Paprocki non è nuovo all’esperienza della maratona, visto che ne ha già corse 24, la prima delle quali nel 1995 nella natia Chicago. Stima di aver raccolto in queste gare circa mezzo milione di dollari per fini caritatevoli. Le offerte raccolte quest’anno, per esempio, sono destinate a una comunità per anziani, che equivale a «proteggere la vita all’altro capo della vita». In questa sua battaglia nella difesa dei più fragili, il Rosario è la sua arma principale. Paprocki, che corre indossando un rosario da dito, completa solitamente la sua maratona in poco meno di cinque ore e calcola che a Long Beach abbia recitato circa 200 Ave Maria. Grande appassionato di hockey, a cui ha pure giocato da giovane, il vescovo vede nella forma fisica un altro modo per rispettare la vita perché «si tratta di essere amministratori della creazione di Dio. Dio ci ha dato i nostri corpi e noi dovremmo prendercene cura».
La sua fede affonda le sue radici nella famiglia.

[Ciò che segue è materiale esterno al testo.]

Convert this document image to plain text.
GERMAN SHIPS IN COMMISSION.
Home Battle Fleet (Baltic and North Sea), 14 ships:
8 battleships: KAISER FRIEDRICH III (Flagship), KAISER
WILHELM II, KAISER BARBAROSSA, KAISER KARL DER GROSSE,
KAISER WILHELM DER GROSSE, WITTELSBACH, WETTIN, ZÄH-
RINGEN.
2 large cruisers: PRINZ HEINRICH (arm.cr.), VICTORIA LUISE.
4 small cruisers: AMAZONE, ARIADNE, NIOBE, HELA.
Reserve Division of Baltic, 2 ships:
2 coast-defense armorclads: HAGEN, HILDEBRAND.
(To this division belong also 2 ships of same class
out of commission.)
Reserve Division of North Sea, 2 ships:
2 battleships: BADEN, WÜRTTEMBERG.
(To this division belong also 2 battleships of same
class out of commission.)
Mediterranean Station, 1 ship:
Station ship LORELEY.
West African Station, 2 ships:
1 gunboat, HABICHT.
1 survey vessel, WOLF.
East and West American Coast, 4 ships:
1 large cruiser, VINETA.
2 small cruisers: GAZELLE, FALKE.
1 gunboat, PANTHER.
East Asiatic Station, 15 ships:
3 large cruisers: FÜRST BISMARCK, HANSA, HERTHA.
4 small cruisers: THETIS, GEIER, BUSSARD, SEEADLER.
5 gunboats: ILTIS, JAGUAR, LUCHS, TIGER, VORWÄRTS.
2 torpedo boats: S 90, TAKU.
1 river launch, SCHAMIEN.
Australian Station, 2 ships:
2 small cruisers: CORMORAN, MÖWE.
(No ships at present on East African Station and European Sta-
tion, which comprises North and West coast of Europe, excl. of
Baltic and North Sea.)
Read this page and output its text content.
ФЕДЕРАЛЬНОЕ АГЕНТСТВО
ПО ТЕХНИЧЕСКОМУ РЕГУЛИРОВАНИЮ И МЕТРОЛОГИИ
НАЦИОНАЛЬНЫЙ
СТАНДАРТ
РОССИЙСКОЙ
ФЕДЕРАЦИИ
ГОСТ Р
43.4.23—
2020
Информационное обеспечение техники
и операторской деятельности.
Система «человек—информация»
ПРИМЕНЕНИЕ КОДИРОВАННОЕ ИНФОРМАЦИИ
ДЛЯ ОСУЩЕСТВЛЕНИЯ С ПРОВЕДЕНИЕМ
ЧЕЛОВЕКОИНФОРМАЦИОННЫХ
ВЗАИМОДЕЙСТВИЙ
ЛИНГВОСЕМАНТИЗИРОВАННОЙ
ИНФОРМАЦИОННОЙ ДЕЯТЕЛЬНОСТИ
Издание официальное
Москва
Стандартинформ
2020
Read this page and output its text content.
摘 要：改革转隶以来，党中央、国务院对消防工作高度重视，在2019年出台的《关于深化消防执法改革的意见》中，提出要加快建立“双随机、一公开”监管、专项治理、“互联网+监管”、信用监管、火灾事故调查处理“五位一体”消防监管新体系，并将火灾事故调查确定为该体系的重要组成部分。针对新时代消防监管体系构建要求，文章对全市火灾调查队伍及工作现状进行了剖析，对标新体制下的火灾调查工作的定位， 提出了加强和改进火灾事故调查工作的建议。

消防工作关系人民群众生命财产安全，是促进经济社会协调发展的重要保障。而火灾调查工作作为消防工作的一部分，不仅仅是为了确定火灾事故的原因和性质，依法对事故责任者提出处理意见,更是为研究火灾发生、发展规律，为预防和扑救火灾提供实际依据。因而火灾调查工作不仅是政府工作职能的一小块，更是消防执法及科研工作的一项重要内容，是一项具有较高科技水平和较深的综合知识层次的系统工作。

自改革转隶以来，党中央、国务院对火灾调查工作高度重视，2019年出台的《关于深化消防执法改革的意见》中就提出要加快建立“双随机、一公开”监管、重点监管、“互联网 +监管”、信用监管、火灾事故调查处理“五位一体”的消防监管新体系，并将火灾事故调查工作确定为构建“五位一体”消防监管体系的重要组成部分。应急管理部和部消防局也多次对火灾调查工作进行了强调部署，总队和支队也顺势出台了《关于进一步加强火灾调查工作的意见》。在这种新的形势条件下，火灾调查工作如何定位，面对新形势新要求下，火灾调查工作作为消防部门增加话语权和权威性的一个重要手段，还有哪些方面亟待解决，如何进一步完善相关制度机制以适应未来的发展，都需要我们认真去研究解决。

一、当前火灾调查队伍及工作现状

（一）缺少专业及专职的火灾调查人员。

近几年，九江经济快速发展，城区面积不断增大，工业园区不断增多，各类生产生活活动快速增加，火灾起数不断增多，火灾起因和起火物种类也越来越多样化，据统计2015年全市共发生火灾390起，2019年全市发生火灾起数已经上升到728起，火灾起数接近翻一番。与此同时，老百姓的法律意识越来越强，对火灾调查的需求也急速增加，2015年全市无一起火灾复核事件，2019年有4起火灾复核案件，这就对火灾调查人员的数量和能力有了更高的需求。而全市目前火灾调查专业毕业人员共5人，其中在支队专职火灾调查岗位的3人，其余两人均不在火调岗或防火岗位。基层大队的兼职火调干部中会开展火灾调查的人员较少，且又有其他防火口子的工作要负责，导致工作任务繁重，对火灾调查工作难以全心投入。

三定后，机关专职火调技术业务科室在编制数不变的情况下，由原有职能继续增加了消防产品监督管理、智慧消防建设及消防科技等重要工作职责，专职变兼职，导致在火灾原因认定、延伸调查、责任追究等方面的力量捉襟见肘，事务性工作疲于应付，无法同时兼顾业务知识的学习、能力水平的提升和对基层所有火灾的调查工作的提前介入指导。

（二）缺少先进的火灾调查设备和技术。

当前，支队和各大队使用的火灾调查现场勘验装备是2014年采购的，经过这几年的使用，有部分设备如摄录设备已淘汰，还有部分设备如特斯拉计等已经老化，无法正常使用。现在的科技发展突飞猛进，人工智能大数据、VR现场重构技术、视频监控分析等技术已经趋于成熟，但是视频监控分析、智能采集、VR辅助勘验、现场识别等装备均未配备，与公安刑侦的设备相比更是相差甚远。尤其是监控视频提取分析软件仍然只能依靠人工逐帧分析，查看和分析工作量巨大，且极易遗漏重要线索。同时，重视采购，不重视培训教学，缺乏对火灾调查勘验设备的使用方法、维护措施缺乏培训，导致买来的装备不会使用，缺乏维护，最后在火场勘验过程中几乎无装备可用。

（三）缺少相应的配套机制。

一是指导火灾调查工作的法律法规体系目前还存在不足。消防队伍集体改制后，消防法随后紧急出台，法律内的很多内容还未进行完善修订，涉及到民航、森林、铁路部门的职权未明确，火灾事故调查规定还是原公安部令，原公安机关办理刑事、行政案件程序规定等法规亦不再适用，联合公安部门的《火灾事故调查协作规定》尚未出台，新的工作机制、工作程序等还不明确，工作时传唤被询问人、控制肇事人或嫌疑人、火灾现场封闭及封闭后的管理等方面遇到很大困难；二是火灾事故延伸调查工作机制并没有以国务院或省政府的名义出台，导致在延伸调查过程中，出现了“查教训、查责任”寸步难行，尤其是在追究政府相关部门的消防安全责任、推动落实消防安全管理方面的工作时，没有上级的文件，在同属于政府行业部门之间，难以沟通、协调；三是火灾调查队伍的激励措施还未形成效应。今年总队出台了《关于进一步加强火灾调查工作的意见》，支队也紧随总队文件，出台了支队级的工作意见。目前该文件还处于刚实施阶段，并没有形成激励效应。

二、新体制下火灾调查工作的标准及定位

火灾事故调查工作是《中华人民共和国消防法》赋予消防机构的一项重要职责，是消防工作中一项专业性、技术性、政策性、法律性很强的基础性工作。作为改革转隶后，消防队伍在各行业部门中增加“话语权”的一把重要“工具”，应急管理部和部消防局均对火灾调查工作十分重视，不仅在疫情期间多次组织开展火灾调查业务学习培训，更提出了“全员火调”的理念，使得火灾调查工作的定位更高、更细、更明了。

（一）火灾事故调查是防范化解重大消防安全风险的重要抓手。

Terzo di nove figli, nato in un giorno «mariano» (il 5 agosto, festa della Madonna della Neve), ricorda bene gli anni in cui il padre gestiva la sua farmacia in accordo con i principi cattolici. Il suo affidamento a Dio ha fatto il resto, perciò Paprocki quasi si sorprende quando i fedeli lo ringraziano per il coraggio che mostra nelle varie prese di posizione pubbliche a salvaguardia della vita umana e dell’intero insegnamento morale della Chiesa: «Questo è ciò che crediamo, questo è ciò che la nostra fede insegna». E dalla fede trae la forza per andare controcorrente, avendo come stella polare la salvezza delle anime.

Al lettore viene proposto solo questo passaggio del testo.